On the other hand, through the de-legitimization and repression of the Movement, the dismantling strategy contributed to the transformation of contentious practices which led the young activists to continue their struggles in new sectoral movements (such as the student movement, the underground film movement and the feminist movement), in a multi-sectoral response. This re-sectorization of struggles the February 20th Movement had outgrown, does not preclude their politicization, unlike previous sectoral movements which played down the political responsibility of their struggles.
Despite the exhaustion of the February 20th Movement, the new militant commitments of its activists in recent mobilizations invite researchers to be alert about the development of contestation in Morocco.
Bio: Nadia Hajji holds a Master’s degree in political science from the Université du Québec à Montréal (UQAM). Her dissertation studies the mobilisation and the dismantling of the February 20th Movement in Morocco. She joined Amnesty International Canada and volunteered in the North Africa community group for three years. She is the current president of the Québec Support Committee for the Moroccan Association for Human Rights (CSAQ).

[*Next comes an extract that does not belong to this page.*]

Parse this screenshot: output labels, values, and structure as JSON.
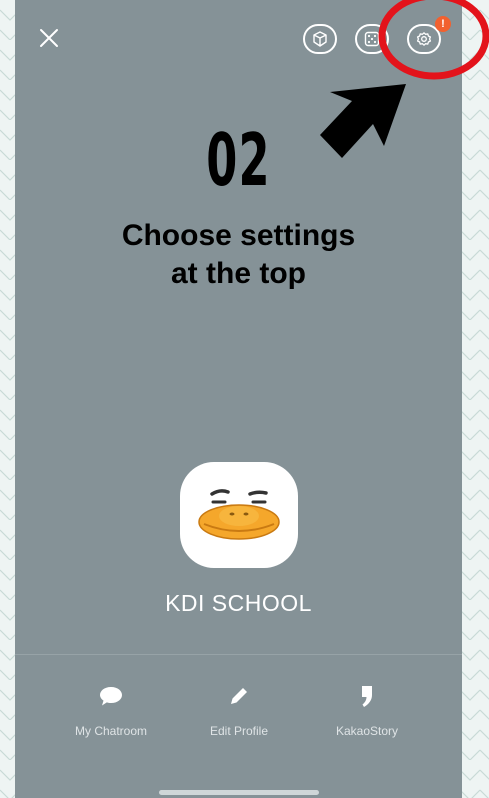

Title: “Unlicensed Protests”: An Analysis of the Representation of the Bahrain Arab Spring Uprising by the Bahraini Government
Abstract: In 2011, with uprisings across the Middle East in full swing, the Persian Gulf Kingdom of Bahrain saw the birth of its own pro-democracy movement. This movement, comprised in large part of Bahrain’s oft-oppressed Shia Muslim population, found itself opposed by brutal security forces and a sophisticated and insidious government campaign of misinformation. Protesters with a concrete set of reasonable political demands were painted as anti-government radicals causing trouble at Iran’s behest. This paper cuts through the misinformation by analyzing the ways the Bahraini government attempted to discredit the protest movement as exemplified by the book 20/20. The book was released by Miracle Publishing, a Bahrain-based design and advertising firm with clients like the Bahraini Ministry of Interior and Ministry of Culture, and purports to document the first forty days of the protest movement, from February 14th to March 25th 2011. It presents photos for each day in the forty, and constructs a narrative which would be unfamiliar to any observer of the uprising. Some photos tie protesters to Iran and Ayatollah Khamenei, others exaggerate the participation of religious officials, and still others emphasize the “disruptions” caused by “unlicensed protests”. These statements, when compared to more impartial accounts of the protests, clearly illustrate a Bahraini government desperate to maintain power and salvage its reputation abroad by crafting a falsified narrative which serves its interests. Analyzing this narrative, then, is the first step in the critically important process of establishing a credible historical record.
Bio: Calum McMillan holds a BA in Political Science and International Studies from Macalester College. He is interested in the politics of the authoritarian monarchies of the Arabian Peninsula.